Daily Archives: October 18, 2010

katabatic

Oh, this word looks and sounds like being pelted with ice cubes. That opening k is hard, hard… and the word ends with a /k/ as well, softened only in the mind by being written as c. You can hear the chattering teeth and shivering, kkkkkkkkk… And the /t/ and /t/, sounding like icicles snapping and written as two crosses from a graveyard t and t. The only voiced consonant is a stop /b/, not really voiced – just with a minimal voice offset and onset time (especially in English; some other languages do maintain a bit of voice during voiced stops, but in English normally not, unless of course we reduce them to flaps or taps).

The real kicker is what you see this word with: its common collocation is katabatic winds. Ohhh, now, does that not seem chaotic, like something hurled down from a nunatak by an evil tuurngaq – a howling wind, strong and cold enough to send an army of ten thousand into retreat.

But does katabatic sound like a word for a wind to you? It’s so hard-edged, and winds, as ill as they may be, generally buffet but do not cut. Yet I am put in mind of the song “Vihma” by the Finnish group Värttinä,* about being caught in a furious storm, which does not howl but chatters rapidly: “Upa-maita ulkkumasta taromaita tallomasta”; “Vihma silmäni virutti lumi kulmani kulutti”…

So is katabatic a Finnish word? No. Is it an Inuktitut word, like nunatak and tuurngaq? No. This word does not come from a cold country. Here’s a hint: one unusual thing about this word is that the kata is not spelled cata, as it normally is in English: catastrophe, cataplexy, catatonic… Yes, that kata is the Greek kata (κατα) meaning “downward”, coming this time not by way of Latin (which is the reson for those c’s) but straight into English about a century ago. And the batic? It is from batos (βατος), “going”. Katabatic thus means “going down”; its Greek source can also mean “retreating”, and its sibling katabasis or catabasis “retreat” has a particular historical reference: the retreat of the army of ten thousand Greeks described in Xenophon’s Anabasis.

So while the batic is the same one as in acrobatic, it has nothing to do with batik – with katabatic winds, you will not dye a fabric, though you might die a chilly death. In truth, though, you probably won’t. Most katabatic winds aren’t that strong, though some of them do reach hurricane force. It depends on the environment. Many are cold, although California’s Santa Ana winds often get warmed up by the time they hit bottom, for instance. The one thing they all have in common is just this: they are caused by heavy cold air being pulled down a slope by gravity.

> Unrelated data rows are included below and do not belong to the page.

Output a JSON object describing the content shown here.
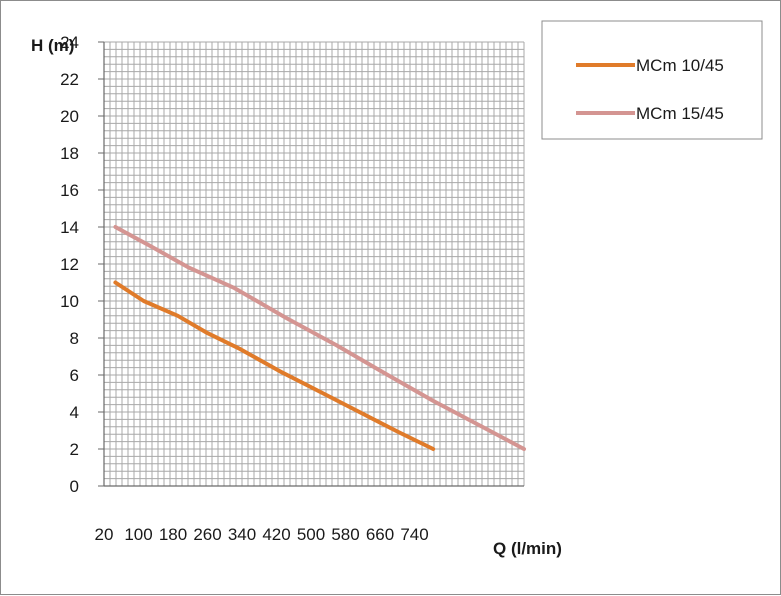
{
  "chart_data": {
    "type": "line",
    "xlabel": "Q (l/min)",
    "ylabel": "H (m)",
    "x_ticks": [
      "20",
      "100",
      "180",
      "260",
      "340",
      "420",
      "500",
      "580",
      "660",
      "740"
    ],
    "y_ticks": [
      "0",
      "2",
      "4",
      "6",
      "8",
      "10",
      "12",
      "14",
      "16",
      "18",
      "20",
      "22",
      "24"
    ],
    "xlim": [
      20,
      760
    ],
    "ylim": [
      0,
      24
    ],
    "grid": true,
    "legend": "top-right",
    "series": [
      {
        "name": "MCm 10/45",
        "color": "#e07b2a",
        "x": [
          40,
          90,
          150,
          200,
          260,
          330,
          400,
          470,
          540,
          600
        ],
        "y": [
          11,
          10,
          9.2,
          8.3,
          7.4,
          6.2,
          5.1,
          4.0,
          2.9,
          2.0
        ]
      },
      {
        "name": "MCm 15/45",
        "color": "#d49592",
        "x": [
          40,
          100,
          170,
          250,
          340,
          430,
          520,
          600,
          680,
          760
        ],
        "y": [
          14,
          13,
          11.8,
          10.7,
          9.1,
          7.6,
          6.0,
          4.6,
          3.3,
          2.0
        ]
      }
    ]
  }
}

Yes, katabatic winds are the air equivalent of a landslide or avalanche, except that they are not so abruptly triggered; air does not build up the kind of friction holding it back that snow or earth does (still, some katabatic winds are sudden, notably the williwaw, which has an ironically unabrupt name). But if you’re in, say, Antarctica or Greenland, with the air getting awfully cold high up on those ice sheets (and nunataks), it is quite heavy and has a long way to slide: at Antarctic McMurdo it batters and desiccates, and the piteraq of Kalaallit Nunaat can rack with a wicked and quick attack as it did to the town of Tasiilaq.

*By the way, in Värttinä the stress is on the first syllable and the ä’s are pronounced like the a in hat.